Class Distribution Prediction for Reliable Domain Adaptive Object Detection

This reposository is the implementation of our paper Class Distribution Prediction for Reliable Domain Adaptive Object Detection. To skip straight to the implementation details, click here.

Motivation

Unsupervised Domain Adaptive Object Detection (UDA-OD) uses unlabelled data to improve the reliability of robotic vision systems in open-world environments. Previous approaches to UDA-OD based on self-training have been effective in overcoming changes in the general appearance of images. However, shifts in a robot's deployment environment can also impact the likelihood that different objects will occur, termed class distribution shift. Motivated by this, we propose a framework for explicitly addressing class distribution shift to improve pseudo-label reliability in self-training.

Method

As per the standard implementation of Mean Teacher, confident detections from a teacher model are used as pseudo-labels to train a student model using unlabelled data. The Exponential Moving Average (EMA) of the weights of the student are then used to update the teacher to make it more stable during training. Traditionally, a static confidence threshold is defined for all classes to generate pseudo-labels. Our method (shown in green) instead predicts the class distribution of the unlabelled data, and selects confidence thresholds to align the class distribution of the pseudo-labels with this prediction. To further address the poor performance of the teacher model in the target domain, we dynamically adjust the number of pseudo-labels per image as teacher confidence increases.
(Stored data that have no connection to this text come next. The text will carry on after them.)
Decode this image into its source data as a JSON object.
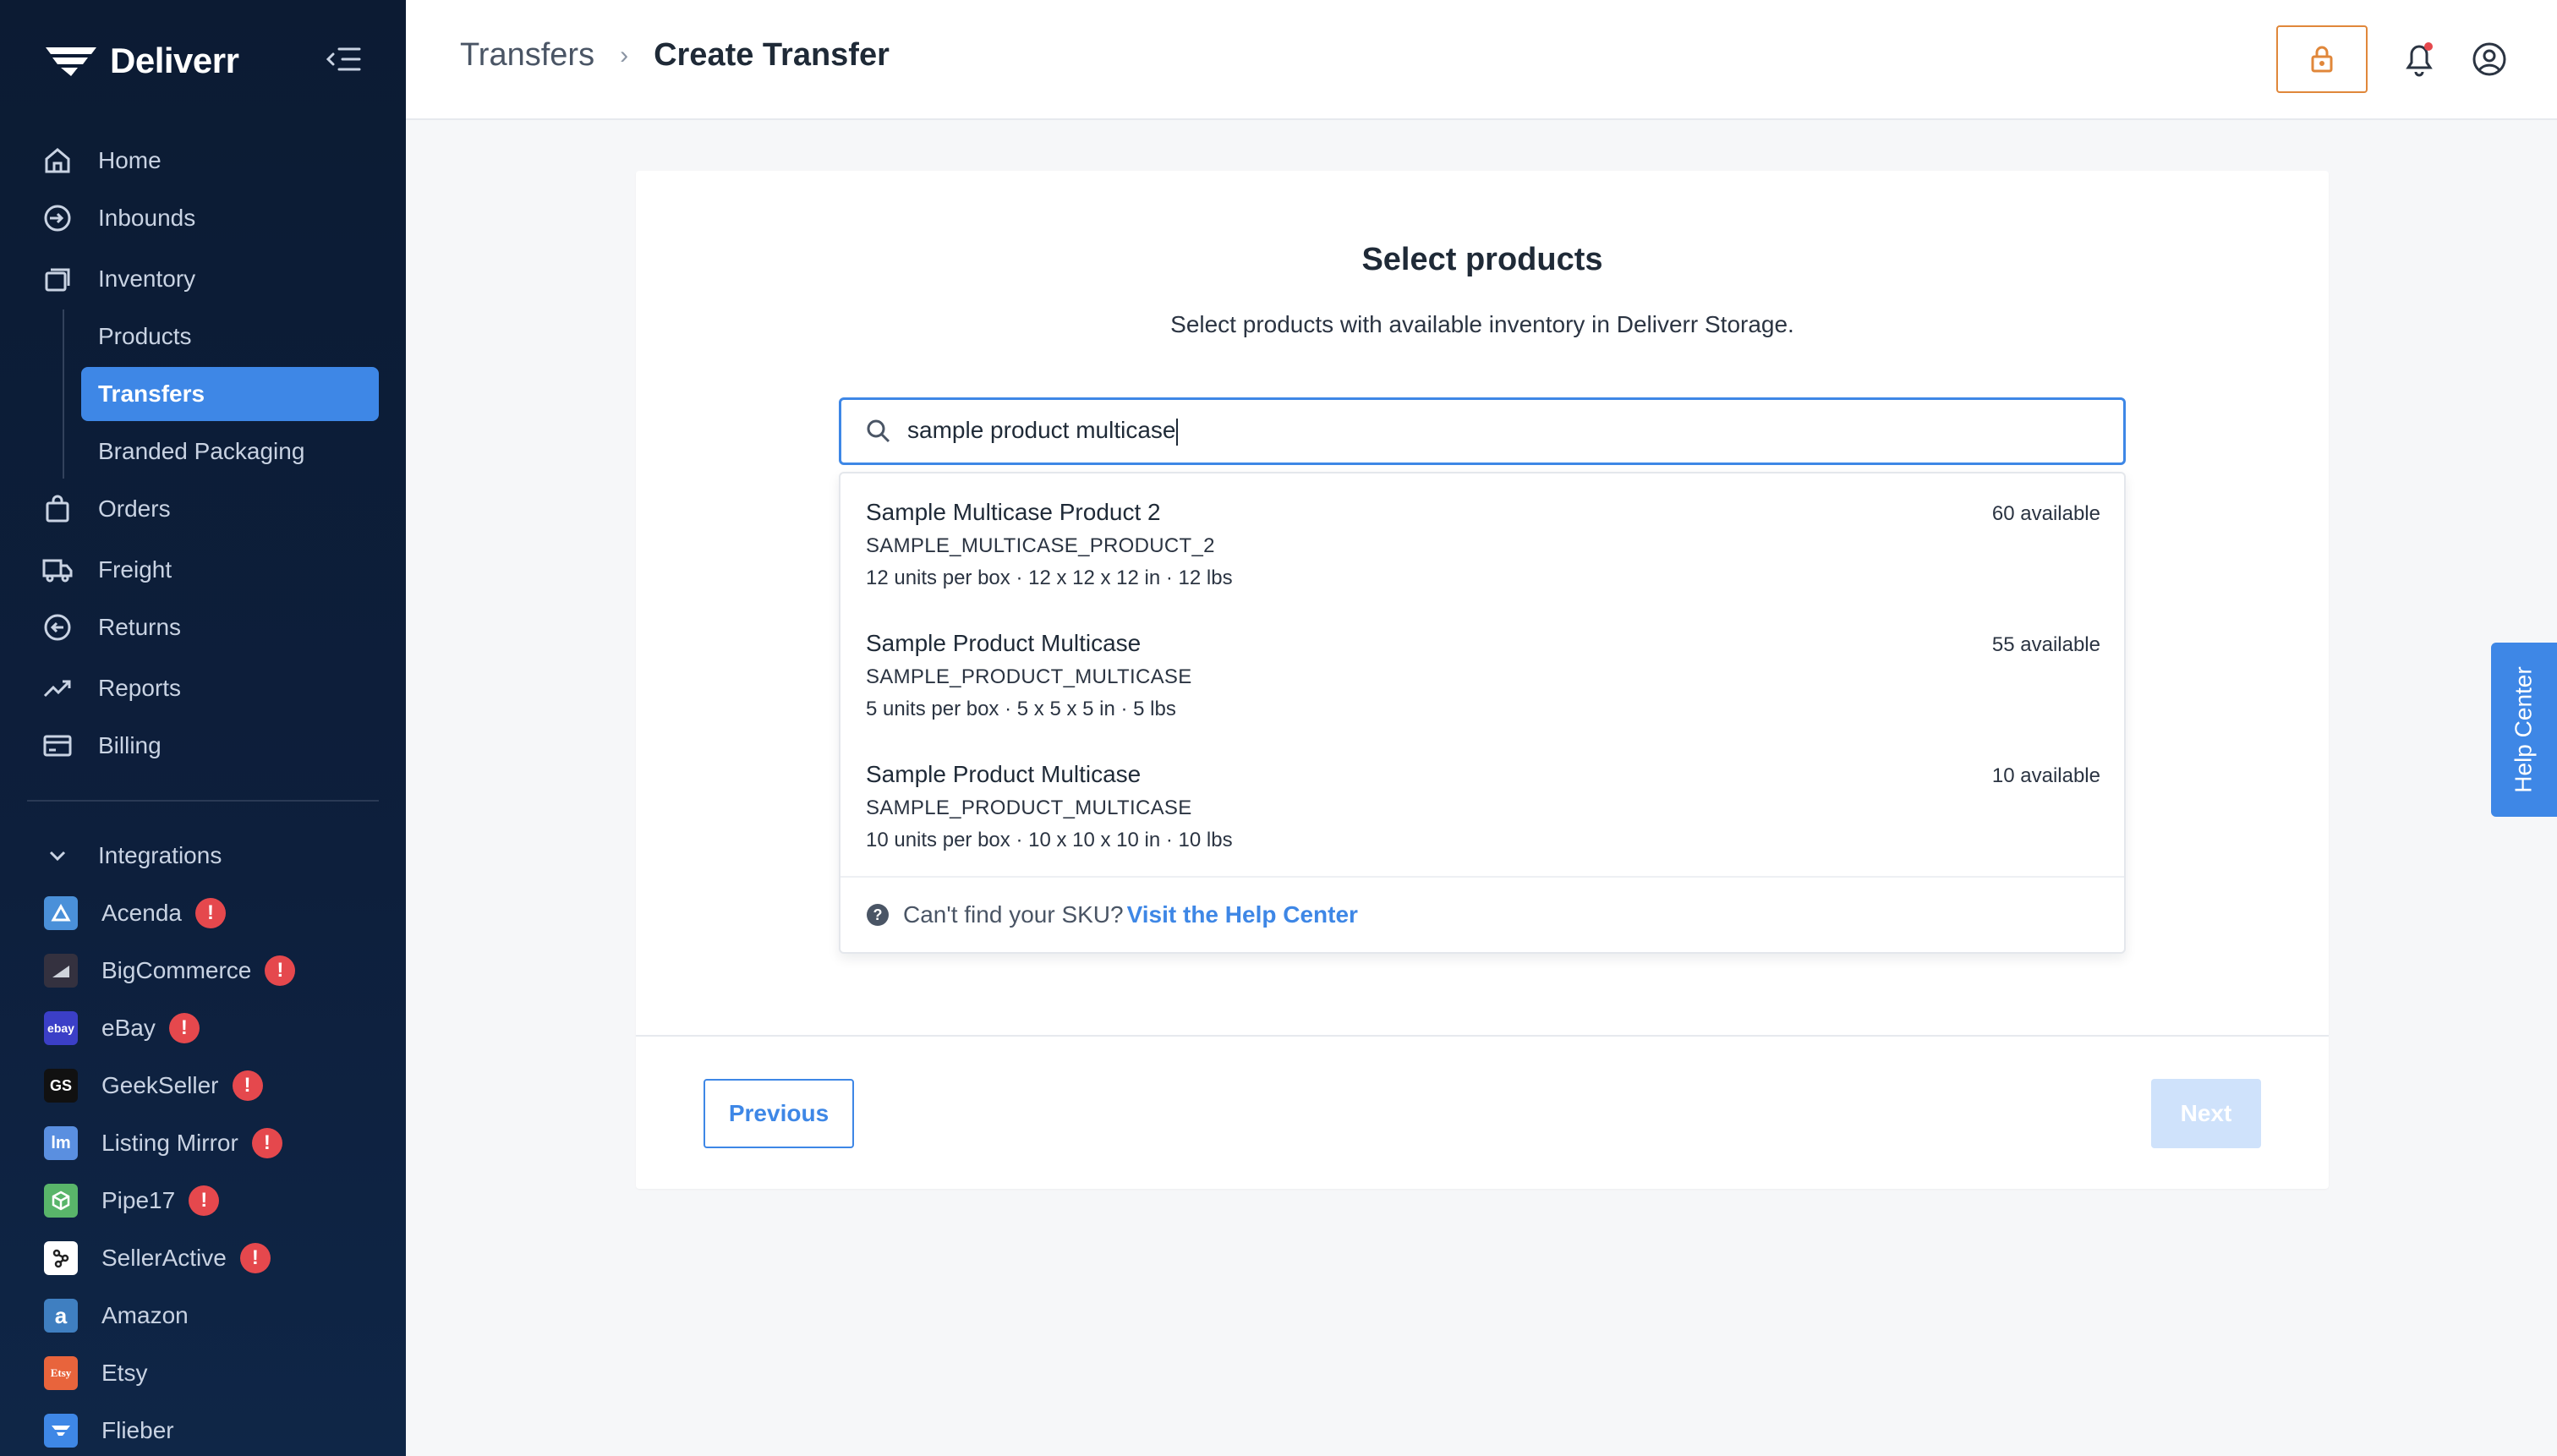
{
  "brand": {
    "name": "Deliverr"
  },
  "nav": {
    "home": "Home",
    "inbounds": "Inbounds",
    "inventory": "Inventory",
    "products": "Products",
    "transfers": "Transfers",
    "branded_packaging": "Branded Packaging",
    "orders": "Orders",
    "freight": "Freight",
    "returns": "Returns",
    "reports": "Reports",
    "billing": "Billing"
  },
  "integrations": {
    "header": "Integrations",
    "items": [
      {
        "label": "Acenda",
        "alert": true,
        "logo_text": "",
        "color": "#4a90d9"
      },
      {
        "label": "BigCommerce",
        "alert": true,
        "logo_text": "",
        "color": "#34313f"
      },
      {
        "label": "eBay",
        "alert": true,
        "logo_text": "ebay",
        "color": "#3b3fc7"
      },
      {
        "label": "GeekSeller",
        "alert": true,
        "logo_text": "GS",
        "color": "#111111"
      },
      {
        "label": "Listing Mirror",
        "alert": true,
        "logo_text": "lm",
        "color": "#5a8fe0"
      },
      {
        "label": "Pipe17",
        "alert": true,
        "logo_text": "",
        "color": "#59b56a"
      },
      {
        "label": "SellerActive",
        "alert": true,
        "logo_text": "",
        "color": "#ffffff"
      },
      {
        "label": "Amazon",
        "alert": false,
        "logo_text": "a",
        "color": "#3f7fc1"
      },
      {
        "label": "Etsy",
        "alert": false,
        "logo_text": "Etsy",
        "color": "#e8643c"
      },
      {
        "label": "Flieber",
        "alert": false,
        "logo_text": "",
        "color": "#3e87e6"
      }
    ]
  },
  "header": {
    "breadcrumb_parent": "Transfers",
    "breadcrumb_sep": "›",
    "breadcrumb_current": "Create Transfer"
  },
  "card": {
    "title": "Select products",
    "subtitle": "Select products with available inventory in Deliverr Storage.",
    "search_value": "sample product multicase",
    "results": [
      {
        "name": "Sample Multicase Product 2",
        "sku": "SAMPLE_MULTICASE_PRODUCT_2",
        "meta": "12 units per box · 12 x 12 x 12 in · 12 lbs",
        "available": "60 available"
      },
      {
        "name": "Sample Product Multicase",
        "sku": "SAMPLE_PRODUCT_MULTICASE",
        "meta": "5 units per box · 5 x 5 x 5 in · 5 lbs",
        "available": "55 available"
      },
      {
        "name": "Sample Product Multicase",
        "sku": "SAMPLE_PRODUCT_MULTICASE",
        "meta": "10 units per box · 10 x 10 x 10 in · 10 lbs",
        "available": "10 available"
      }
    ],
    "footer_text": "Can't find your SKU?",
    "footer_link": "Visit the Help Center",
    "previous": "Previous",
    "next": "Next"
  },
  "help_tab": "Help Center",
  "colors": {
    "accent": "#3e87e6",
    "sidebar": "#0c1b33",
    "alert": "#e5484d",
    "lock": "#e0873a"
  }
}
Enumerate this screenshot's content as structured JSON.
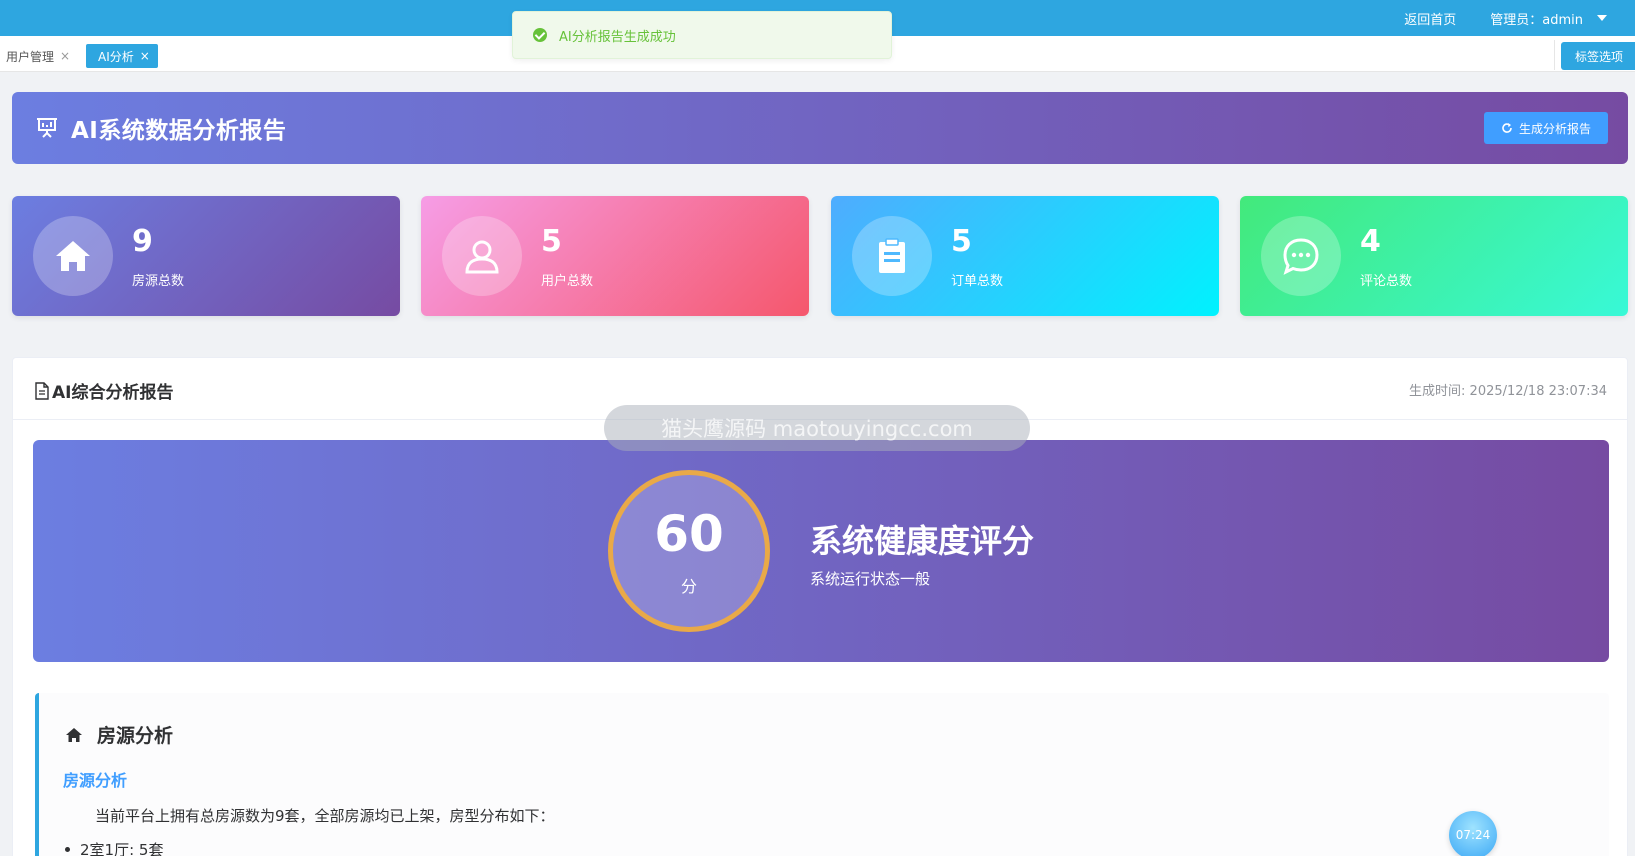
{
  "topbar": {
    "home_link": "返回首页",
    "admin_label": "管理员：admin"
  },
  "tabs": [
    {
      "label": "用户管理",
      "close": "×",
      "active": false
    },
    {
      "label": "AI分析",
      "close": "×",
      "active": true
    }
  ],
  "tab_options": "标签选项",
  "toast": {
    "message": "AI分析报告生成成功",
    "type": "success"
  },
  "banner": {
    "title": "AI系统数据分析报告",
    "button_label": "生成分析报告",
    "icon": "presentation-icon"
  },
  "stats": [
    {
      "value": "9",
      "label": "房源总数",
      "icon": "home-icon"
    },
    {
      "value": "5",
      "label": "用户总数",
      "icon": "user-icon"
    },
    {
      "value": "5",
      "label": "订单总数",
      "icon": "clipboard-icon"
    },
    {
      "value": "4",
      "label": "评论总数",
      "icon": "chat-icon"
    }
  ],
  "report": {
    "title": "AI综合分析报告",
    "time": "生成时间: 2025/12/18 23:07:34",
    "health": {
      "score": "60",
      "unit": "分",
      "title": "系统健康度评分",
      "subtitle": "系统运行状态一般"
    },
    "section": {
      "title": "房源分析",
      "subtitle": "房源分析",
      "paragraph": "当前平台上拥有总房源数为9套，全部房源均已上架，房型分布如下：",
      "list_item": "2室1厅: 5套"
    }
  },
  "watermark": "猫头鹰源码 maotouyingcc.com",
  "clock": "07:24",
  "colors": {
    "primary": "#2ea6e0",
    "accent_blue": "#409eff",
    "success": "#67c23a",
    "ring": "#e9a948"
  }
}
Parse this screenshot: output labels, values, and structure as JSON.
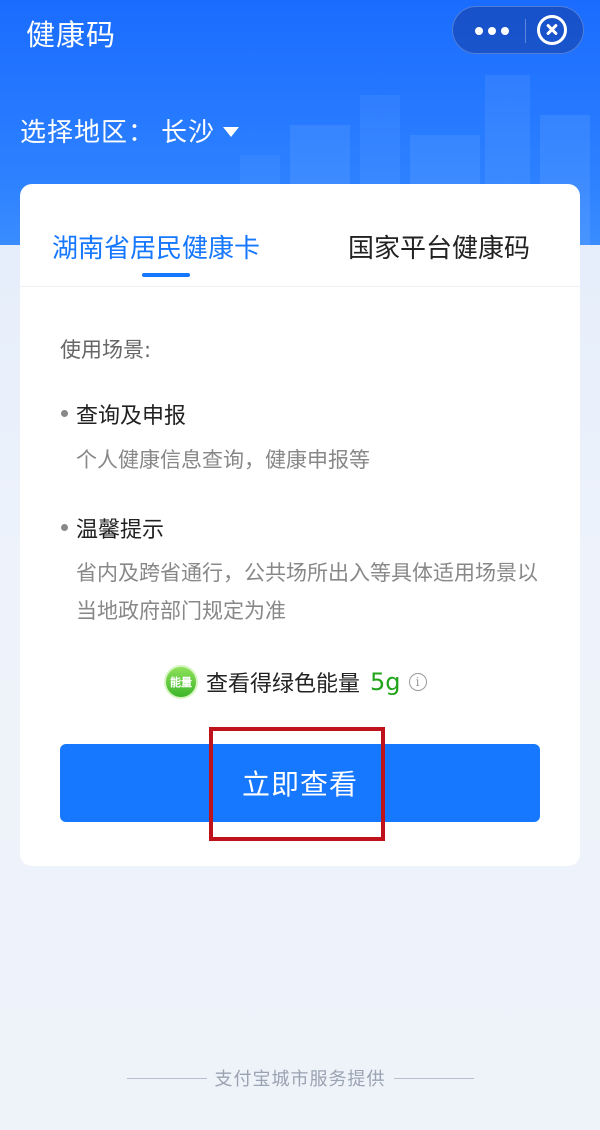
{
  "app": {
    "title": "健康码",
    "more_icon": "more-dots-icon",
    "close_icon": "close-circle-icon"
  },
  "region": {
    "label": "选择地区：",
    "value": "长沙"
  },
  "tabs": [
    {
      "label": "湖南省居民健康卡",
      "active": true
    },
    {
      "label": "国家平台健康码",
      "active": false
    }
  ],
  "content": {
    "section_label": "使用场景:",
    "items": [
      {
        "title": "查询及申报",
        "desc": "个人健康信息查询，健康申报等"
      },
      {
        "title": "温馨提示",
        "desc": "省内及跨省通行，公共场所出入等具体适用场景以当地政府部门规定为准"
      }
    ],
    "energy": {
      "icon_text": "能量",
      "label": "查看得绿色能量",
      "amount": "5g"
    },
    "primary_button": "立即查看"
  },
  "footer": {
    "text": "支付宝城市服务提供"
  },
  "colors": {
    "accent": "#1677ff",
    "energy_green": "#21a41a",
    "highlight_red": "#c0121a"
  }
}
The below figure shows our proposed method for predicting the class ratio of the unlabelled data. CLIP is used to calculate the similarity between the labelled images $X_{l}$ and a series of image classification labels $L$ of the form ``a photo of class $c$". Using the labelled similarity vector $s_{l}$ as a domain invariant representation of semantic context, two linear regression models are fit to predict the number of instances $g(s, \beta_{g})$ and the class ratio $k(s, \beta_{k})$ in each labelled image. To make a prediction for the class ratio of the unlabelled images $X_{u}$, CLIP is used to extract the similarity vectors $s_{u}$. The mean similarity vector $\overline{s_{u}}$ is then calculated and input to the linear regression models to generate two distinct predictions for the class ratio of the entire unlabelled dataset. These predictions are merged by calculating the geometric mean, and the relative change in class ratio squared to account for persistent underestimation.

Experiments and Results

We test our method on the following UDA-OD scenarios:

Adaptation from small to large scale dataset (C2B): we use Cityscapes is the small source dataset, and BDD100k daytime as the large and diverse target domain.
Adaptation from normal to foggy weather (C2F): this commonly studies scenario used Cityscapes as the source domain and Foggy Cityscapes as the target domain.
Adaptation from daytime to night (C2N): to study more extreme class distribution shift, we utilise Cityscapes as the source domain and BDD100k night as the target domain.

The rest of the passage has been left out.